William Edmund Pars, ARA (1742-1782)
William Pars is best remembered as a travelling draughtsman, responsible for some important antiquarian studies and pioneering topographical views.
William Pars was born in London on 28 February 1742, the son of a metal chaser, probably of Dutch origin. He studied at the drawing school at 101 The Strand, run by William Shipley (who had founded the Society for the Encouragement of the Arts in 1754), then in the Duke of Richmond’s sculpture gallery, Whitehall, and at the St Martin’s Lane Academy. He later returned to Shipley’s to assist his brother, Henry, who had become its director.
Pars had trained to become a landscape and history painter, but first earned his living as a portrait painter, exhibiting at the Society of
Artists (1760), the Free Society of Artists (1761) and the Incorporated Society of Artists.
In 1764, while still only 22, Pars achieved a turn in his career. Not only did he win a premium from the Society of Arts for his (untraced)

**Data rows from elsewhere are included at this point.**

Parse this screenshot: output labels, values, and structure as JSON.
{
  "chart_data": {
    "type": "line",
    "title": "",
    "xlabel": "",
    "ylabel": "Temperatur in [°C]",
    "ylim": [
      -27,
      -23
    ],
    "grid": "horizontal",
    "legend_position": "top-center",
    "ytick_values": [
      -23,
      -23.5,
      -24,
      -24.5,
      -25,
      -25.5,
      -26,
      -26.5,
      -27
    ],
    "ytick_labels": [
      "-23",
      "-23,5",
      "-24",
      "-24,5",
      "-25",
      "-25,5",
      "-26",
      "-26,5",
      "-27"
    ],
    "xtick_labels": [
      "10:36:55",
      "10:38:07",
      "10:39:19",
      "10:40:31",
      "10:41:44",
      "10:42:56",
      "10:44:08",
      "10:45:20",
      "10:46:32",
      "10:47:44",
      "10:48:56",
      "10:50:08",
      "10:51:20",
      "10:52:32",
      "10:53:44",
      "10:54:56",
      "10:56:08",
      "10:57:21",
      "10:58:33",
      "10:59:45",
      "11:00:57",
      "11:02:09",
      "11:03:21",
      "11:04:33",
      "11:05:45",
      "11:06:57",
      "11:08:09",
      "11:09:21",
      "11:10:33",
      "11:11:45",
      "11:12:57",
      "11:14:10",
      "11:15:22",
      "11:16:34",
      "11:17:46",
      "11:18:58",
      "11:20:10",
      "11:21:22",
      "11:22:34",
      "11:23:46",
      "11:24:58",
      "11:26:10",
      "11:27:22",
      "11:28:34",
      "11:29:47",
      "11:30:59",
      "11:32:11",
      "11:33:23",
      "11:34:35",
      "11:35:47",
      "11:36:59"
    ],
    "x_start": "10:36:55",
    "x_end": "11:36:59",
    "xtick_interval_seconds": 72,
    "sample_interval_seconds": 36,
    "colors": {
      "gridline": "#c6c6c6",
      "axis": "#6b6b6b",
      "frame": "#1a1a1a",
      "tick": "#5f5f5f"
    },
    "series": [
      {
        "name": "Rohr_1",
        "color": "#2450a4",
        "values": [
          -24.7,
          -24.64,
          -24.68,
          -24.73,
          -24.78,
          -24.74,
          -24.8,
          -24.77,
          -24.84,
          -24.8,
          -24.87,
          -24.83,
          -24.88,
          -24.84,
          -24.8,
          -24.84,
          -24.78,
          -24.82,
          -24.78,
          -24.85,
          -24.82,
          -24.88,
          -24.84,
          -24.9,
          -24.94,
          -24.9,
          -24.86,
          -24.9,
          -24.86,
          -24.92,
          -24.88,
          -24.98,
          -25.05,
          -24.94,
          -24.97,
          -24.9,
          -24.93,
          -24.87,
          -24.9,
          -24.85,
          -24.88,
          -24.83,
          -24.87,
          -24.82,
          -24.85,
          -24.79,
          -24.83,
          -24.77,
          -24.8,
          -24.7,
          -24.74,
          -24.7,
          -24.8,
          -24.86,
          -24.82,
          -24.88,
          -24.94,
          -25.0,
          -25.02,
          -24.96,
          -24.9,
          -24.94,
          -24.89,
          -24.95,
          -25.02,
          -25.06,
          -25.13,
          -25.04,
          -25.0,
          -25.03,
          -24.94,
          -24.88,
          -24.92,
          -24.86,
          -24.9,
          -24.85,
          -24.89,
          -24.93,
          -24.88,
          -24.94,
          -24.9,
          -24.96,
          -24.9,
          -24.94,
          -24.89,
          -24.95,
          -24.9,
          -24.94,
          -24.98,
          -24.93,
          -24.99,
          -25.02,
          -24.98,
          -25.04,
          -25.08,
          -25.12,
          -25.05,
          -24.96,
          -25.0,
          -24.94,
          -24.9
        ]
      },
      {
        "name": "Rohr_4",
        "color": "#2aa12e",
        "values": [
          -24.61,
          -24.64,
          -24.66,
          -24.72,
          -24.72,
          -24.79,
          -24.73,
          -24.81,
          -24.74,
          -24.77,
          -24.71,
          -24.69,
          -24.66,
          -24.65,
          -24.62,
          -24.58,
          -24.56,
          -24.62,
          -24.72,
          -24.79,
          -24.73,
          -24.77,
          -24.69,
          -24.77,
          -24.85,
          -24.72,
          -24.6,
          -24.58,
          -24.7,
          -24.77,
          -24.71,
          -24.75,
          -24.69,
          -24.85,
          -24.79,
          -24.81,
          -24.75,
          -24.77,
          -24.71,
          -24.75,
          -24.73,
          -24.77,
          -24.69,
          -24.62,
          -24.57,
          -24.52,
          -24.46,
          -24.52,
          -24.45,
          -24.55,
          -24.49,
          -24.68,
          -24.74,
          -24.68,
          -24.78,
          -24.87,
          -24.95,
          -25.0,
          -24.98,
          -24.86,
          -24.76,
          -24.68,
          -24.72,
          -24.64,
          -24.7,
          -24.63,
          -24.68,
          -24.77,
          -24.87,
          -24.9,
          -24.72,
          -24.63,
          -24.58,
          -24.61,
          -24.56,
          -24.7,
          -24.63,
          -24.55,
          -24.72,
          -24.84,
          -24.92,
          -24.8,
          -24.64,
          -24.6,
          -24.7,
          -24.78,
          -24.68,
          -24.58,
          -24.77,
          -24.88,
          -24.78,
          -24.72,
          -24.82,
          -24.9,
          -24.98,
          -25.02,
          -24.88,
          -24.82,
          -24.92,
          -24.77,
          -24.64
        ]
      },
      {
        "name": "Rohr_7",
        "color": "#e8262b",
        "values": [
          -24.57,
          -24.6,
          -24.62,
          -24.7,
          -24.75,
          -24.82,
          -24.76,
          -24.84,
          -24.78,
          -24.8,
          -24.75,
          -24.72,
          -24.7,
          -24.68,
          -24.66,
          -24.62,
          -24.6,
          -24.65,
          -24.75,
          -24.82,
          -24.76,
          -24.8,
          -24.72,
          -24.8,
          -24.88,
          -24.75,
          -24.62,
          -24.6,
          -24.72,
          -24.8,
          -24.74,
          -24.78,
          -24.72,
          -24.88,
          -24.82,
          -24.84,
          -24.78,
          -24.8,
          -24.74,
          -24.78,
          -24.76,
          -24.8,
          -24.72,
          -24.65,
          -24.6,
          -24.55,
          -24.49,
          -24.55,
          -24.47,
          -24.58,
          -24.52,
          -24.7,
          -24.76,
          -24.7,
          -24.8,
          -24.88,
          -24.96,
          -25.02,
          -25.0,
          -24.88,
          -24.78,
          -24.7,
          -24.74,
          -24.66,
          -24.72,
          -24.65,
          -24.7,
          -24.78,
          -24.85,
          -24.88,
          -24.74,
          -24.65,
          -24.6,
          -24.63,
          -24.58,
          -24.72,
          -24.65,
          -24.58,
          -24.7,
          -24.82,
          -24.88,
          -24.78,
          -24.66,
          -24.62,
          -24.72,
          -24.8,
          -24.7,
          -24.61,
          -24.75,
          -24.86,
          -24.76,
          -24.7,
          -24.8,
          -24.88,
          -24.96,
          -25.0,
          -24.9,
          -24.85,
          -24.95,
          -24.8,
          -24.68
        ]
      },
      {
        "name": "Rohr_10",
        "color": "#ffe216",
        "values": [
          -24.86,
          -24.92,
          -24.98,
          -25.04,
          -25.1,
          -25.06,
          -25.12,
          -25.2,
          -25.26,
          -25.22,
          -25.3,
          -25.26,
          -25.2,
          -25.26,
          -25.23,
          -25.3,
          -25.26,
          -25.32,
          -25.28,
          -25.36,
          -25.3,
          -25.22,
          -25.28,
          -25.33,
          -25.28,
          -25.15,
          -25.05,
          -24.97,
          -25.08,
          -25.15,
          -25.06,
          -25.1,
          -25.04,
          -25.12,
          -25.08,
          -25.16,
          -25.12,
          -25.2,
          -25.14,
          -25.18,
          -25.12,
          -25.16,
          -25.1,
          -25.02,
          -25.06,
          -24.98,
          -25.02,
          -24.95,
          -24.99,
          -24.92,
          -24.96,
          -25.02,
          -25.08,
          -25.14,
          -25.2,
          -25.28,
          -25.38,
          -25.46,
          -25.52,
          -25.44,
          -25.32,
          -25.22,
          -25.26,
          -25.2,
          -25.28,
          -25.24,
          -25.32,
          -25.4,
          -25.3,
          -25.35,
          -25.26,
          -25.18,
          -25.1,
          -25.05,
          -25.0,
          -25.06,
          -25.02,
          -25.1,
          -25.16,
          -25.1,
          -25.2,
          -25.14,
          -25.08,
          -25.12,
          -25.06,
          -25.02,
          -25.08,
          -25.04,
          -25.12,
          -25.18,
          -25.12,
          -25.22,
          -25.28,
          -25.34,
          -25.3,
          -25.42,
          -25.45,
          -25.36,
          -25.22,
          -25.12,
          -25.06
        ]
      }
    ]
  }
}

painting Caractacus before the Emperor Claudius (one of several such prizes in his career). He was also selected by the Society of Dilettanti to accompany Richard Chandler, the antiquary, and Nicholas Revett, the architect, on an archaeological expedition to Asia Minor and Greece
(1764–66).
His views of Classical monuments in Asia Minor were engraved and published in Ionian Antiquities (in parts from 1769).
Some of those made
in Greece were later included in the second and third volumes of Stuart and Revett’s The Antiquities of Athens (1789 and 1794), while others were engraved by William Byrne for the Dilettanti. The Greek drawings included groundbreaking studies of the Parthenon. In 1769, Pars exhibited seven of the Greek subjects at the Royal Academy (now in the British Museum), which led to his election as an associate of the RA.
In 1769, Pars accompanied his patron, Henry Temple, 2nd Viscount Palmerston, on a tour through Switzerland down into Italy. In the
following year, he exhibited eight of the resulting works at the Royal Academy, works which Laurence Binyon called ‘the earliest revelation
of the high Alps to the untravelled English’ (1933), and which prefigure views by J R Cozens and Francis Towne. He travelled again
with Lord Palmerston, to Ireland and the Lake District (1771), and was employed by Horace Walpole to make views of Strawberry Hill.

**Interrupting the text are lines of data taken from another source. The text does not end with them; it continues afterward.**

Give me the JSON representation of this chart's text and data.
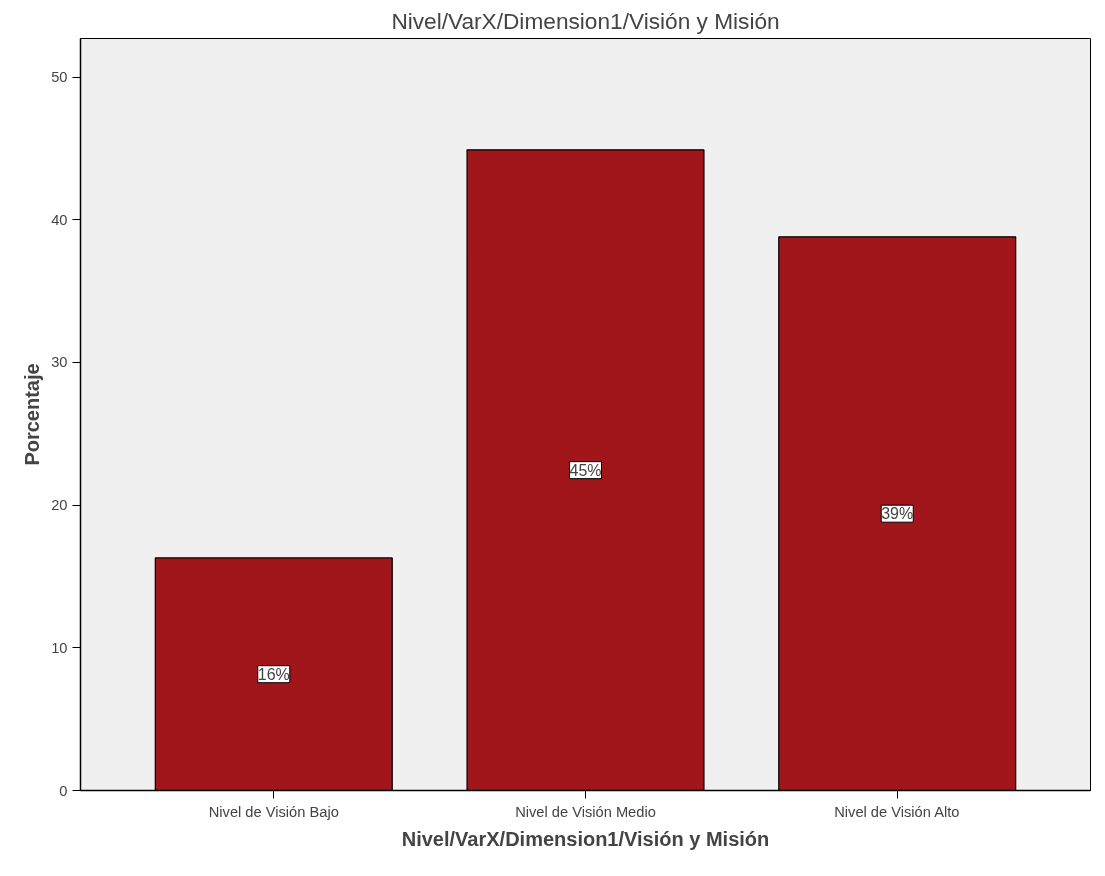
{
  "chart_data": {
    "type": "bar",
    "title": "Nivel/VarX/Dimension1/Visión y Misión",
    "xlabel": "Nivel/VarX/Dimension1/Visión y Misión",
    "ylabel": "Porcentaje",
    "categories": [
      "Nivel de Visión Bajo",
      "Nivel de Visión Medio",
      "Nivel de Visión Alto"
    ],
    "values": [
      16.3,
      44.9,
      38.8
    ],
    "value_labels": [
      "16%",
      "45%",
      "39%"
    ],
    "color": "#a0161a",
    "ylim": [
      0,
      52.7
    ],
    "yticks": [
      0,
      10,
      20,
      30,
      40,
      50
    ],
    "grid": false
  }
}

In 1774, the Dilettanti awarded Pars an income for three years so that he could continue his studies in Rome. In the following year, he set out
with the wife of the miniaturist John Smart (though she died in 1778). On arrival, he joined Thomas Jones and his friends, and worked
alongside them in Rome and its surroundings, and in Naples. Though he sent works back to London, to patrons and for exhibitions, he
remained in Rome for the remainder of his life. He died in October 1782 from pneumonia having contracted pleurisy following a trip to
Tivoli, during which he had drawn standing in the Grand Cascade in the Grotto of Neptune.

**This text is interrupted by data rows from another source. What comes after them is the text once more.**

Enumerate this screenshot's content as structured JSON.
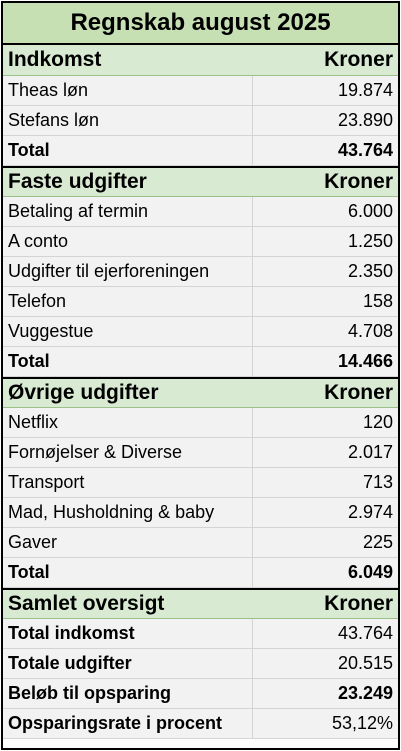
{
  "title": "Regnskab august 2025",
  "income": {
    "header": "Indkomst",
    "col": "Kroner",
    "rows": [
      {
        "label": "Theas løn",
        "value": "19.874"
      },
      {
        "label": "Stefans løn",
        "value": "23.890"
      }
    ],
    "total_label": "Total",
    "total_value": "43.764"
  },
  "fixed": {
    "header": "Faste udgifter",
    "col": "Kroner",
    "rows": [
      {
        "label": "Betaling af termin",
        "value": "6.000"
      },
      {
        "label": "A conto",
        "value": "1.250"
      },
      {
        "label": "Udgifter til ejerforeningen",
        "value": "2.350"
      },
      {
        "label": "Telefon",
        "value": "158"
      },
      {
        "label": "Vuggestue",
        "value": "4.708"
      }
    ],
    "total_label": "Total",
    "total_value": "14.466"
  },
  "other": {
    "header": "Øvrige udgifter",
    "col": "Kroner",
    "rows": [
      {
        "label": "Netflix",
        "value": "120"
      },
      {
        "label": "Fornøjelser & Diverse",
        "value": "2.017"
      },
      {
        "label": "Transport",
        "value": "713"
      },
      {
        "label": "Mad, Husholdning & baby",
        "value": "2.974"
      },
      {
        "label": "Gaver",
        "value": "225"
      }
    ],
    "total_label": "Total",
    "total_value": "6.049"
  },
  "summary": {
    "header": "Samlet oversigt",
    "col": "Kroner",
    "rows": [
      {
        "label": "Total indkomst",
        "value": "43.764"
      },
      {
        "label": "Totale udgifter",
        "value": "20.515"
      },
      {
        "label": "Beløb til opsparing",
        "value": "23.249"
      },
      {
        "label": "Opsparingsrate i procent",
        "value": "53,12%"
      }
    ]
  }
}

His work is represented in the Government Art Collection and numerous public collections, including the British Museum, The Courtauld Gallery, Tate and the V&A; the Ashmolean Museum (Oxford), Birmingham Museum & Art Gallery, Brighton Museum & Art Gallery, The Fitzwilliam Museum (Cambridge) and Leeds Art Gallery; Aberdeen Art Gallery; and the National Gallery of Ireland (Dublin).